Suppose we have a system like this: We have one processor to process multiple tasks. The tasks keep arriving and the processor processes the tasks in parallel using a time-sharing manner. That is to say, if there is $n$ tasks in the system, then each task will share $\frac{1}{n}$ maximum processor's processing speed(using time-sharing technology). After finishing processing, the task will depart from the system.

Now suppose that the arrival of the tasks follows a poisson process with a parameter $\lambda$ in each time slot, and the processing time of each job follows a exponential distribution with parameter $n\mu$, where the $\mu$ is the mean of processing time and $n$ is the number of the tasks in the system(the more tasks you have in the system, the more time to finish one task). I want to do an estimation of the average number of tasks in the system.

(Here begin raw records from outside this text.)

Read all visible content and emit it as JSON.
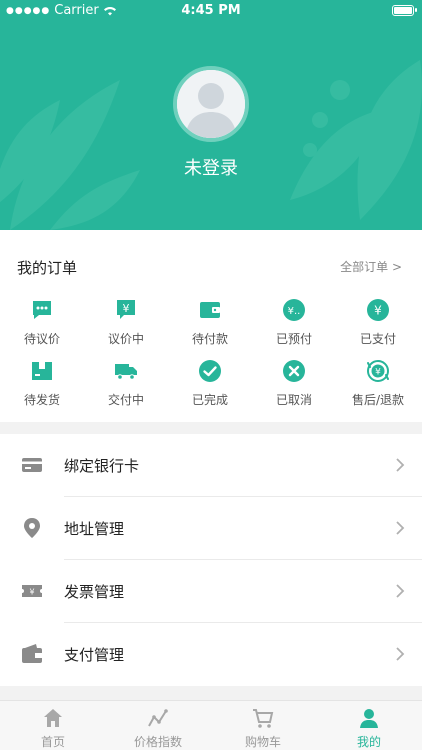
{
  "status_bar": {
    "carrier": "Carrier",
    "time": "4:45 PM"
  },
  "profile": {
    "login_text": "未登录"
  },
  "orders": {
    "title": "我的订单",
    "all_link": "全部订单 >",
    "items": [
      {
        "label": "待议价",
        "icon": "chat-bubble-icon"
      },
      {
        "label": "议价中",
        "icon": "yen-bubble-icon"
      },
      {
        "label": "待付款",
        "icon": "wallet-icon"
      },
      {
        "label": "已预付",
        "icon": "yen-coin-icon"
      },
      {
        "label": "已支付",
        "icon": "yen-coin-icon"
      },
      {
        "label": "待发货",
        "icon": "package-icon"
      },
      {
        "label": "交付中",
        "icon": "truck-icon"
      },
      {
        "label": "已完成",
        "icon": "check-circle-icon"
      },
      {
        "label": "已取消",
        "icon": "x-circle-icon"
      },
      {
        "label": "售后/退款",
        "icon": "refund-icon"
      }
    ]
  },
  "menu": [
    {
      "label": "绑定银行卡",
      "icon": "bank-card-icon"
    },
    {
      "label": "地址管理",
      "icon": "location-pin-icon"
    },
    {
      "label": "发票管理",
      "icon": "invoice-icon"
    },
    {
      "label": "支付管理",
      "icon": "wallet-icon"
    }
  ],
  "tabbar": {
    "tabs": [
      {
        "label": "首页",
        "icon": "home-icon"
      },
      {
        "label": "价格指数",
        "icon": "trend-icon"
      },
      {
        "label": "购物车",
        "icon": "cart-icon"
      },
      {
        "label": "我的",
        "icon": "user-icon",
        "active": true
      }
    ]
  },
  "colors": {
    "accent": "#27b59a",
    "icon_gray": "#8a8a8a",
    "text": "#222222"
  }
}
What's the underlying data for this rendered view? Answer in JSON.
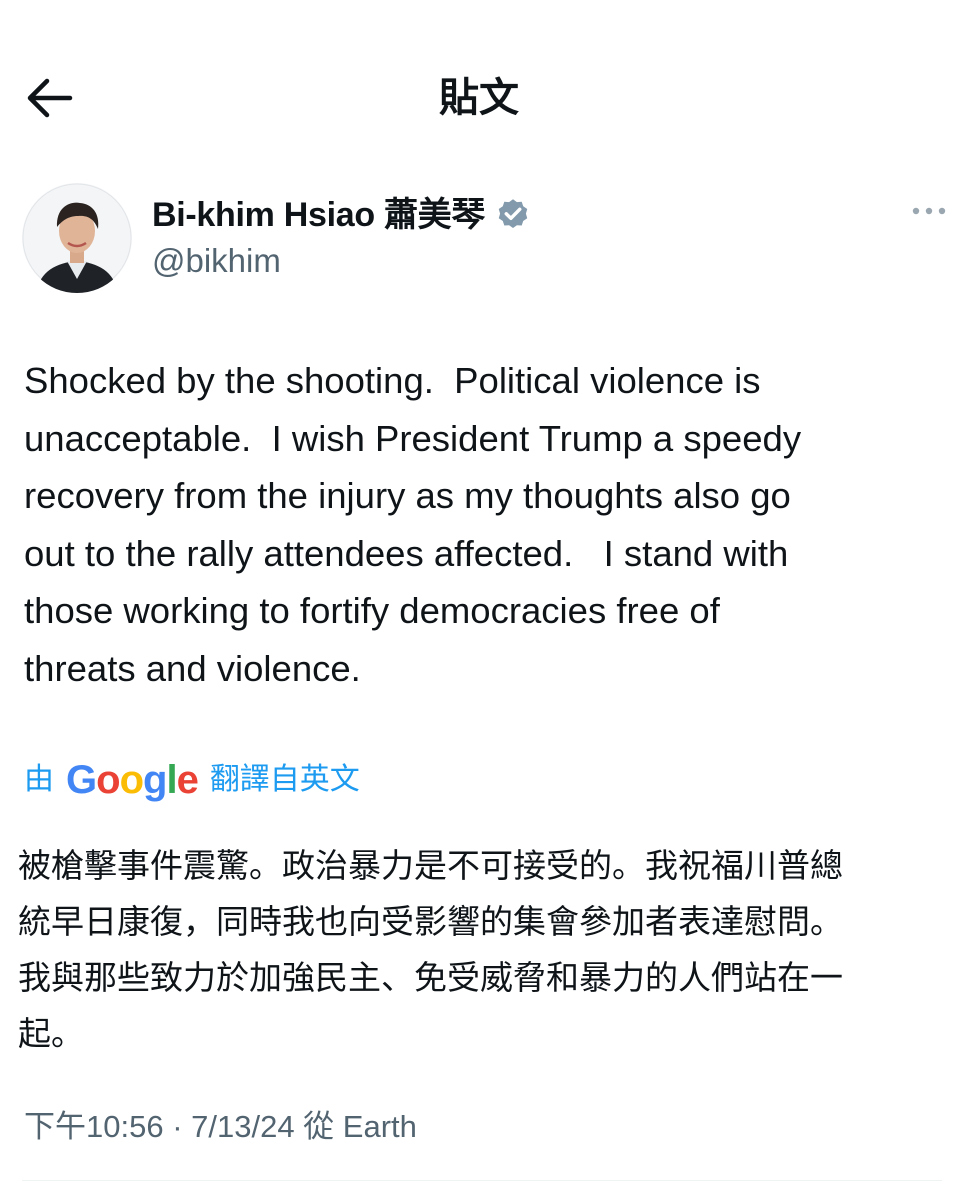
{
  "header": {
    "title": "貼文"
  },
  "author": {
    "display_name": "Bi-khim Hsiao 蕭美琴",
    "handle": "@bikhim",
    "verified_color": "#829aab"
  },
  "tweet": {
    "text": "Shocked by the shooting.  Political violence is\nunacceptable.  I wish President Trump a speedy\nrecovery from the injury as my thoughts also go\nout to the rally attendees affected.   I stand with\nthose working to fortify democracies free of\nthreats and violence."
  },
  "translation": {
    "prefix": "由",
    "provider_letters": [
      "G",
      "o",
      "o",
      "g",
      "l",
      "e"
    ],
    "provider_colors": [
      "#4285f4",
      "#ea4335",
      "#fbbc05",
      "#4285f4",
      "#34a853",
      "#ea4335"
    ],
    "suffix": "翻譯自英文",
    "text": "被槍擊事件震驚。政治暴力是不可接受的。我祝福川普總\n統早日康復，同時我也向受影響的集會參加者表達慰問。\n我與那些致力於加強民主、免受威脅和暴力的人們站在一\n起。"
  },
  "meta": {
    "timestamp": "下午10:56 · 7/13/24 從 Earth"
  },
  "colors": {
    "accent": "#1d9bf0",
    "text_primary": "#0f1419",
    "text_secondary": "#536471"
  },
  "icons": {
    "back": "arrow-left-icon",
    "verified": "verified-badge-icon",
    "more": "more-horizontal-icon"
  }
}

It is like the $M/M/1$ queuing system but a little different. Though the serving rate is $\mu$ overall, but the tasks are processed in parallel so that there is no queue.

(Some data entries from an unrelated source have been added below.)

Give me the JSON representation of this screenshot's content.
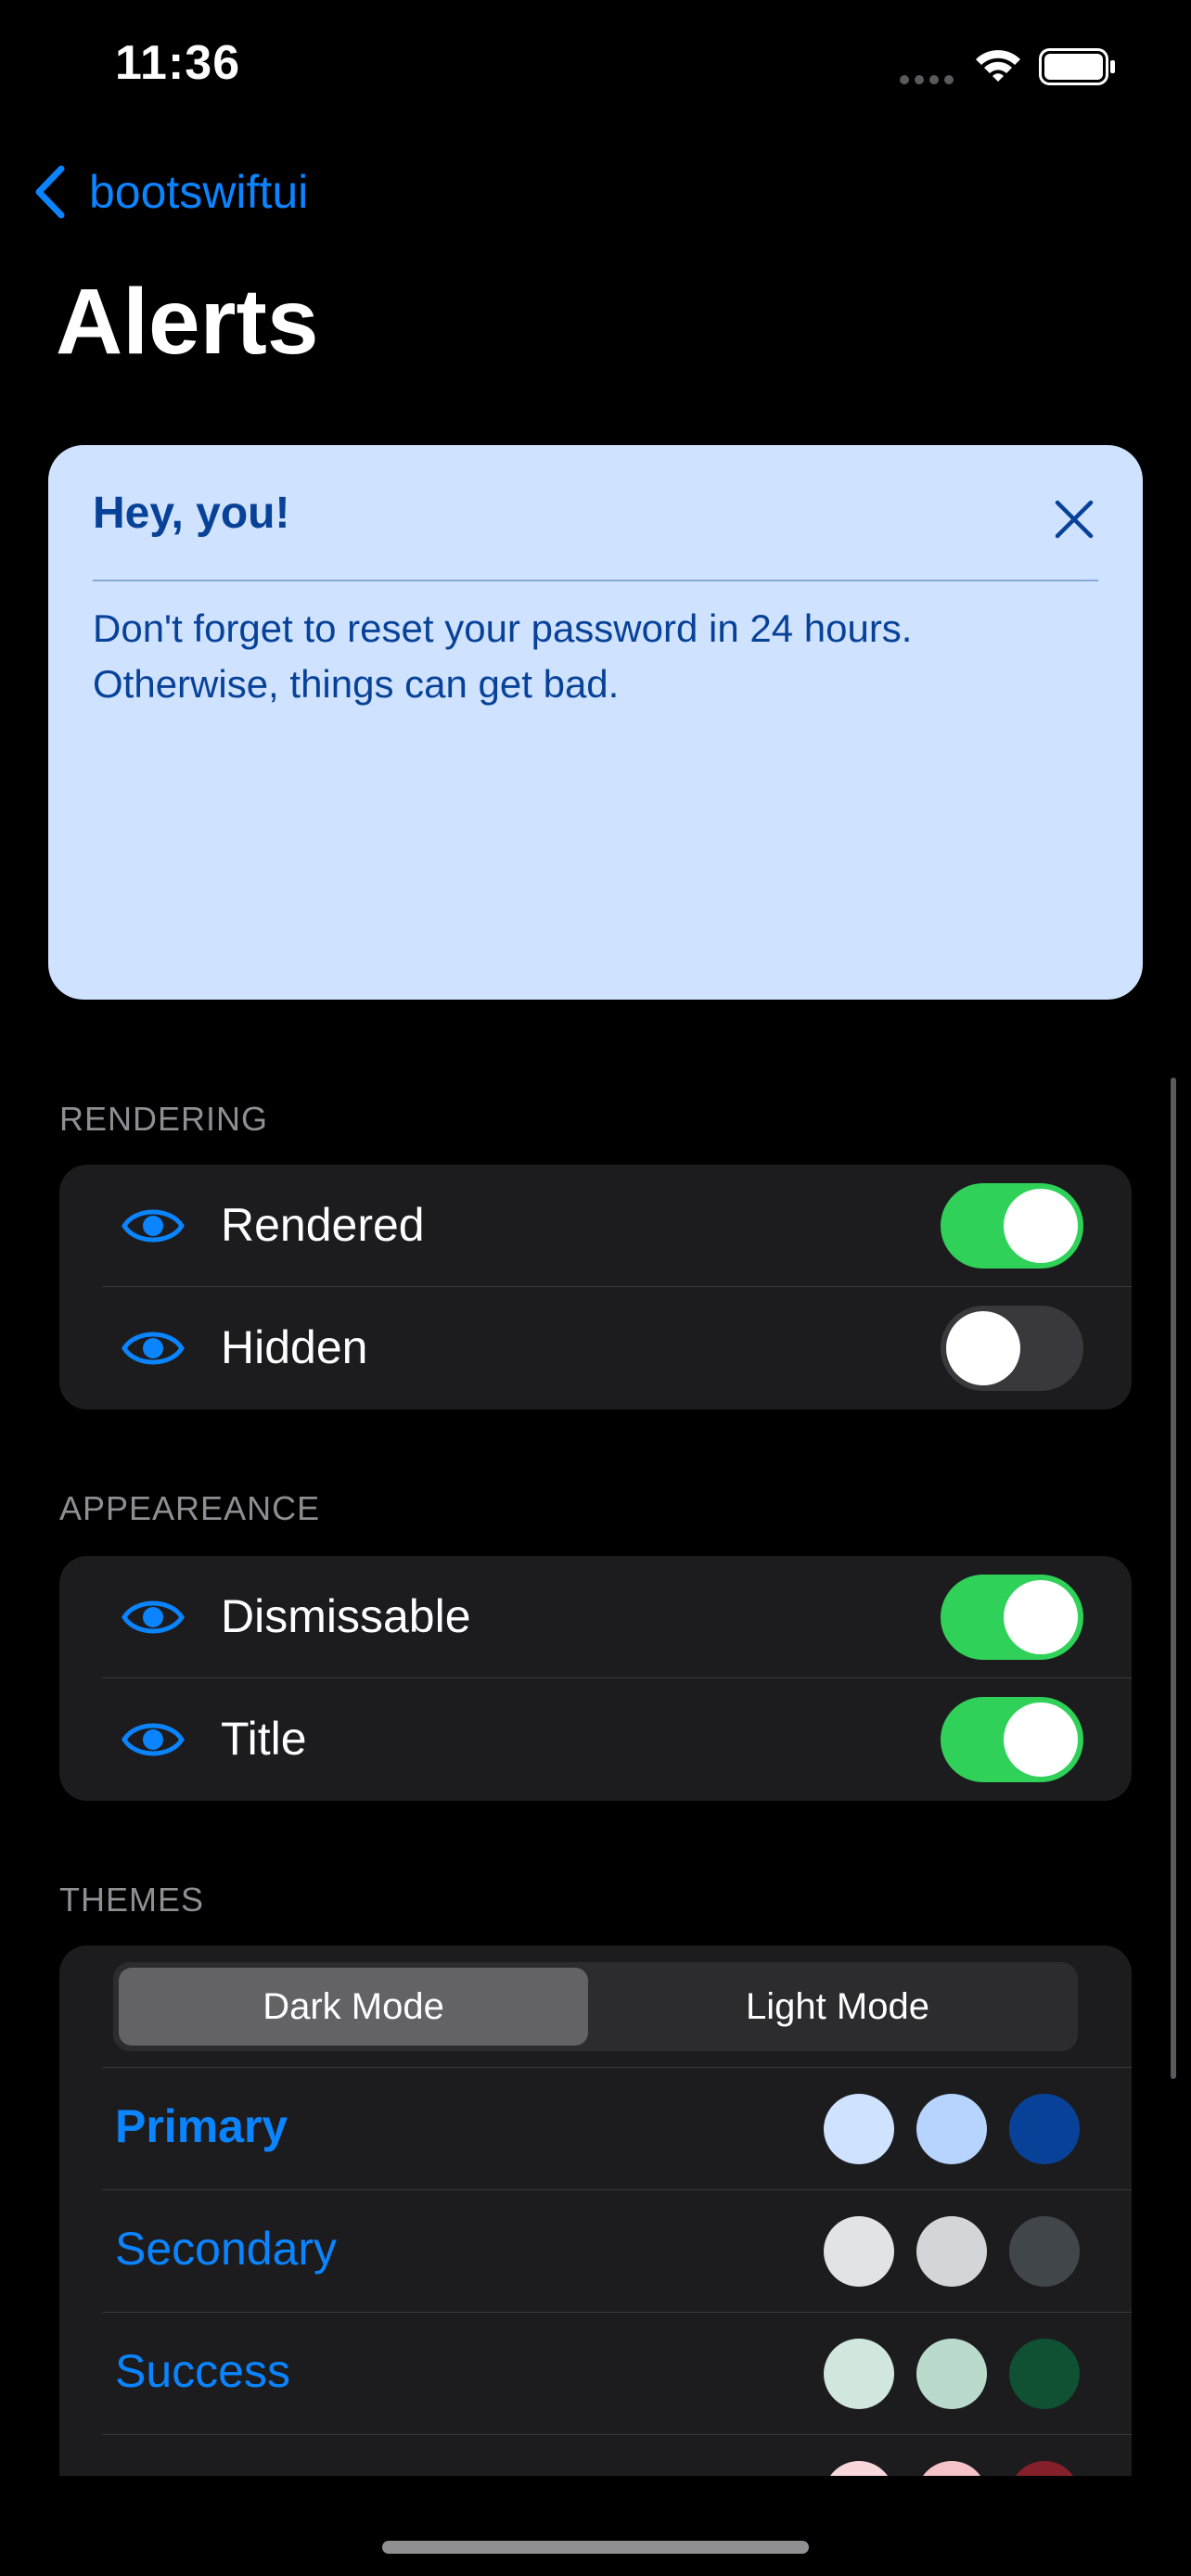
{
  "status_bar": {
    "time": "11:36"
  },
  "nav": {
    "back_label": "bootswiftui",
    "title": "Alerts"
  },
  "alert": {
    "title": "Hey, you!",
    "body": "Don't forget to reset your password in 24 hours. Otherwise, things can get bad.",
    "background": "#cfe2ff",
    "text_color": "#084298"
  },
  "rendering": {
    "header": "RENDERING",
    "rows": [
      {
        "label": "Rendered",
        "on": true
      },
      {
        "label": "Hidden",
        "on": false
      }
    ]
  },
  "appearance": {
    "header": "APPEAREANCE",
    "rows": [
      {
        "label": "Dismissable",
        "on": true
      },
      {
        "label": "Title",
        "on": true
      }
    ]
  },
  "themes": {
    "header": "THEMES",
    "segments": [
      "Dark Mode",
      "Light Mode"
    ],
    "selected_segment": "Dark Mode",
    "items": [
      {
        "label": "Primary",
        "selected": true,
        "swatches": [
          "#cfe2ff",
          "#b6d4fe",
          "#084298"
        ]
      },
      {
        "label": "Secondary",
        "selected": false,
        "swatches": [
          "#e2e3e5",
          "#d3d6d8",
          "#41464b"
        ]
      },
      {
        "label": "Success",
        "selected": false,
        "swatches": [
          "#d1e7dd",
          "#badbcc",
          "#0f5132"
        ]
      },
      {
        "label": "",
        "selected": false,
        "swatches": [
          "#f8d7da",
          "#f5c2c7",
          "#842029"
        ]
      }
    ]
  },
  "colors": {
    "accent": "#0a84ff",
    "toggle_on": "#30d158",
    "group_bg": "#1c1c1e"
  }
}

Let me know if you have any question.

Answer 1

It is a CTMC on the state space $\{ 0,1,\dots,n \}$ with transition rates $q_{i,i+1}=\lambda$ for $i<n$, $q_{i,i-1}=i\mu$ for $i>0$, else $q_{i,j}=0$ for $i \neq j$. The long time estimate of the average number of jobs in the system is just the average state under the invariant distribution i.e.

$$\sum_{i=0}^n i \pi_i$$

where $\pi$ is the normalized solution to $\pi Q=0$. This can be directly tackled numerically, for example in Matlab:

Q=zeros(n+1,n+1);
for i=2:n
  Q(i,i-1)=(i-1)*mu;
  Q(i,i+1)=lambda;
  Q(i,i)=-((i-1)*mu+lambda);
end
Q(1,2)=lambda;
Q(1,1)=-lambda;
Q(n+1,n)=n*mu;
Q(n+1,n+1)=-n*mu;
[V,E]=eig(Q');
k=find(abs(diag(E))<eps);
p=V(:,k)';
p=p/sum(p);
p*(0:n)'

It can also be handled analytically through the usual framework of birth-death processes. The idea here is to recursively solve the detailed balance equations $\pi_i \lambda_i = \pi_{i+1} \mu_{i+1}$ so that in this case $\pi_{i+1}=\frac{\lambda}{(i+1)\mu} \pi_i$ for $i=0,1,\dots,n-1$. Taking $\pi_0=1$ to start gives you the right quantity up to normalization, and then you normalize it after you finish solving the recurrence.

If I misunderstood the problem and it is possible for the system to have a queue if jobs arrive too fast (but the processing rate still maxes out at $n \mu$), then that can be handled too (it is just a birth-death process on countably many states).